A recent frozen beef shipment to the United States that should have taken 25 to 27 days to arrive took nearly 70 days, including 14 days waiting for a berth off the coast of Los Angeles. Such delays are costly in many industries, but in the case of chilled beef, they eat away the available shelf life at the customer’s end, lowering its value. Eighty per cent of global container shipping capacity, according to the US White House, participates in three global alliances made up of up to 14 different container shipping companies. Because none of these businesses are based in Australia, we are at the mercy of foreign trends and costs that influence the service we deliver.

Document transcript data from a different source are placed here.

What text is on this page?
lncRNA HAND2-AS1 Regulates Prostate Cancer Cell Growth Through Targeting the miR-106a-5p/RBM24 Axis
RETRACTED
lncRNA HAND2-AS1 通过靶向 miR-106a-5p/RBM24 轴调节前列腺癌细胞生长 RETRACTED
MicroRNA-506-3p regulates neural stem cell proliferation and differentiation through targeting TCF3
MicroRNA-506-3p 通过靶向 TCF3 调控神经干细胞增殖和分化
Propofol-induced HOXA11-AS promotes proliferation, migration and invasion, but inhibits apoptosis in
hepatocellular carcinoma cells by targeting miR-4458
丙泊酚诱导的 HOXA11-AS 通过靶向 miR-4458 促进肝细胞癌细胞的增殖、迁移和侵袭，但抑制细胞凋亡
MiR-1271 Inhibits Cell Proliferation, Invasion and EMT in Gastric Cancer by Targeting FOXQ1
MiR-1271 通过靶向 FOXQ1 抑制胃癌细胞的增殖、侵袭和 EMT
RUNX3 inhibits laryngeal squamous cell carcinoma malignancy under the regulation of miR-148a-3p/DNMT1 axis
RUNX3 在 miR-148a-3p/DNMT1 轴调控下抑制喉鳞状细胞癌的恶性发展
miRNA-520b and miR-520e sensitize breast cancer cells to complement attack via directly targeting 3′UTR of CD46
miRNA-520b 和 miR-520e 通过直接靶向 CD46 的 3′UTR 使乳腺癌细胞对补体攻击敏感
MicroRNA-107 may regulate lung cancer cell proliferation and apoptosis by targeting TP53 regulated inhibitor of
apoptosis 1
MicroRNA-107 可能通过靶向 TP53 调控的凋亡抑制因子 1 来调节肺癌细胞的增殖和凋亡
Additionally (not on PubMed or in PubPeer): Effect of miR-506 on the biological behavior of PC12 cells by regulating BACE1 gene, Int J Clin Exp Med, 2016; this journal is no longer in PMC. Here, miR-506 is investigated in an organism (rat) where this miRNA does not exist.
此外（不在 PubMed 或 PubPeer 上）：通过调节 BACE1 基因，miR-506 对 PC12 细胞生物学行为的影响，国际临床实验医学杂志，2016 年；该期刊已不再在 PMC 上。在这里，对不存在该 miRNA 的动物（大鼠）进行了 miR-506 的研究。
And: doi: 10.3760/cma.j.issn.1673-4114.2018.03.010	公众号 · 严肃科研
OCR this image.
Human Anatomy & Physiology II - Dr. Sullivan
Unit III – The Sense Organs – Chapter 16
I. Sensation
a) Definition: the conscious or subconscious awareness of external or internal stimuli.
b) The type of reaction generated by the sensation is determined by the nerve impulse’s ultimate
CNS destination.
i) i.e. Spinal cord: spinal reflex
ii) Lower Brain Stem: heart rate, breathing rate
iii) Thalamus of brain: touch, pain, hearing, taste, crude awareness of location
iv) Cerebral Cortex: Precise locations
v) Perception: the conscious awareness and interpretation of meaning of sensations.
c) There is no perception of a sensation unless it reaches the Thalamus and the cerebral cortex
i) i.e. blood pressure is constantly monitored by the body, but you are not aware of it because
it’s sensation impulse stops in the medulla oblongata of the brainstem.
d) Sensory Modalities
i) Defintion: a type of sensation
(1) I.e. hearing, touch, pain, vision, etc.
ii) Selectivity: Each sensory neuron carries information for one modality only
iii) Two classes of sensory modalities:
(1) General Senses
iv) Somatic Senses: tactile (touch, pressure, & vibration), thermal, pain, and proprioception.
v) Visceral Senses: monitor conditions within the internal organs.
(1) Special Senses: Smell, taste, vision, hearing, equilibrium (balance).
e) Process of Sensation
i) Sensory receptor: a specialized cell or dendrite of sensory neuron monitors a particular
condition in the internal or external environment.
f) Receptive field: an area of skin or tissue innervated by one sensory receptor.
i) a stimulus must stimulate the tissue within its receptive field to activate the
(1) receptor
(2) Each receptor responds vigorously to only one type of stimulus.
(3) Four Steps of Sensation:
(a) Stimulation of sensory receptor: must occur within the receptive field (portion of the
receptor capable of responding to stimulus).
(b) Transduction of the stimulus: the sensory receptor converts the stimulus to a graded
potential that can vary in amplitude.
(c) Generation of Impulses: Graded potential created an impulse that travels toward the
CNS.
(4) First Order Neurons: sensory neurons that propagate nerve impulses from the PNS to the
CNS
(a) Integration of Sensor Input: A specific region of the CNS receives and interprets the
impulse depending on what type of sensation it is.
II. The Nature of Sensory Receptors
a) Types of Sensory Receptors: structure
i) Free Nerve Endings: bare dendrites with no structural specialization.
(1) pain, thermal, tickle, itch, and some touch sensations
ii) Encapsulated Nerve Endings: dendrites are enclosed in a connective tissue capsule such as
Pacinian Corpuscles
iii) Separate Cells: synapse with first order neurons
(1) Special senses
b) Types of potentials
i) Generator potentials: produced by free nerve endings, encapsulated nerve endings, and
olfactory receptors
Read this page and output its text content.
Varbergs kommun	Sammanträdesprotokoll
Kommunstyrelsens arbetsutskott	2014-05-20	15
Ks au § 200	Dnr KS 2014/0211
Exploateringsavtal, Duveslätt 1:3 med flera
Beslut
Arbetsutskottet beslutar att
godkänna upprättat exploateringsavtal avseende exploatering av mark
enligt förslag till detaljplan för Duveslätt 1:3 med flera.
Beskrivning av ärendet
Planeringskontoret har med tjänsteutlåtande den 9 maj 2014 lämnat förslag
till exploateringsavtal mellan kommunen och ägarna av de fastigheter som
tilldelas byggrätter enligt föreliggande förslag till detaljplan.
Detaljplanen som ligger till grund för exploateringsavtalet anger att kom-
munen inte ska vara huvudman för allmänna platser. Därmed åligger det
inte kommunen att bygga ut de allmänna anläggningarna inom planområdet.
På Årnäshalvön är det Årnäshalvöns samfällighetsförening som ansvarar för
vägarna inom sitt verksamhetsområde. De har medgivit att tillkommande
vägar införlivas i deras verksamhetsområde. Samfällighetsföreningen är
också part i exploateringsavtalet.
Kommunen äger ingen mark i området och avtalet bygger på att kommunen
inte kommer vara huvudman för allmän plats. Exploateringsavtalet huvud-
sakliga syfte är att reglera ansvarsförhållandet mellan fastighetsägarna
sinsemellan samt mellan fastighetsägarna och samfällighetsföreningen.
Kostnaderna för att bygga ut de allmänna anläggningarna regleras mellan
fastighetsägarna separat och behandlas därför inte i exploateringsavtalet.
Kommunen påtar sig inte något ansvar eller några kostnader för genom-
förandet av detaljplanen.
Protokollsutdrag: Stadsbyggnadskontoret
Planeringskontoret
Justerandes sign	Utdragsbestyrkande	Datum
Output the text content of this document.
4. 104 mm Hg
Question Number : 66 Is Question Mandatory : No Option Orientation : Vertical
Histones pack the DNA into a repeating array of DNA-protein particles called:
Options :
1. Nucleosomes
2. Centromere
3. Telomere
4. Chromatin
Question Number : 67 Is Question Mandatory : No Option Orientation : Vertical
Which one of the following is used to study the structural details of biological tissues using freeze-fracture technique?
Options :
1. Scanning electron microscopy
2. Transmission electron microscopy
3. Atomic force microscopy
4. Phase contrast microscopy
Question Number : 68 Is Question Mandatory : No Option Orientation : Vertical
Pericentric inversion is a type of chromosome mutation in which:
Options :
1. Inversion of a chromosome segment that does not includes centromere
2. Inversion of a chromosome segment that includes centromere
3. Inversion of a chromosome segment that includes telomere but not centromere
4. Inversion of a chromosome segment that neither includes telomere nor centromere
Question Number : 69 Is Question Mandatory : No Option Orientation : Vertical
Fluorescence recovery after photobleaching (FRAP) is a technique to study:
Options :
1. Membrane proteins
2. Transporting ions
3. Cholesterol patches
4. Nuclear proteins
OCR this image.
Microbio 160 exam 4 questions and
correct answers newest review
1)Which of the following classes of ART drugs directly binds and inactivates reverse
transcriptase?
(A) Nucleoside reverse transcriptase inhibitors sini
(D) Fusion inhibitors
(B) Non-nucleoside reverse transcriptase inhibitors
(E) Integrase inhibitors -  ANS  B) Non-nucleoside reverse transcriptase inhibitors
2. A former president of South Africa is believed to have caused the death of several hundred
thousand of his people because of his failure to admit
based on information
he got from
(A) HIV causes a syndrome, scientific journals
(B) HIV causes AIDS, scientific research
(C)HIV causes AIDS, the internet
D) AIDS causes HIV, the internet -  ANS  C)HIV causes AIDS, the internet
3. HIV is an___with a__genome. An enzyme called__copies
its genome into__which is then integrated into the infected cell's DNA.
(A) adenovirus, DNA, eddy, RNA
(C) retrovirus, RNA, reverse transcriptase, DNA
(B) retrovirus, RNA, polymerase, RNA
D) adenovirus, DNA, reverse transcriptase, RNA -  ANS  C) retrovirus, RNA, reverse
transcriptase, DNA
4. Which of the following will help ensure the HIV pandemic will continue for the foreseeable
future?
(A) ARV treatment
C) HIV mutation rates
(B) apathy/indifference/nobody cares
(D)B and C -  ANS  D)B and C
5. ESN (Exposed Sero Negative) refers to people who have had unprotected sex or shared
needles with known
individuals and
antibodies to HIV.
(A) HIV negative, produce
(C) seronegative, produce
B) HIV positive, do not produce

We must also keep in mind that Australia accounts for only about 1% to 2% of worldwide container movements, limiting our ability to influence many of these global outcomes on our own. In February and March, the US White House expressed worry not only about the impact of rising freight costs on agricultural exports, but also about whether questionable market power was being used. President Biden announced a ‘historic’ agreement between the US Department of Justice and the Federal Maritime Commission to examine and resolve these freight pricing issues. With the average operating margins of the major carriers currently at very high levels, Australian exporters will be watching these events very closely as the cost and reliability of the container freight service to Australia has implications all the way down to the farm gate.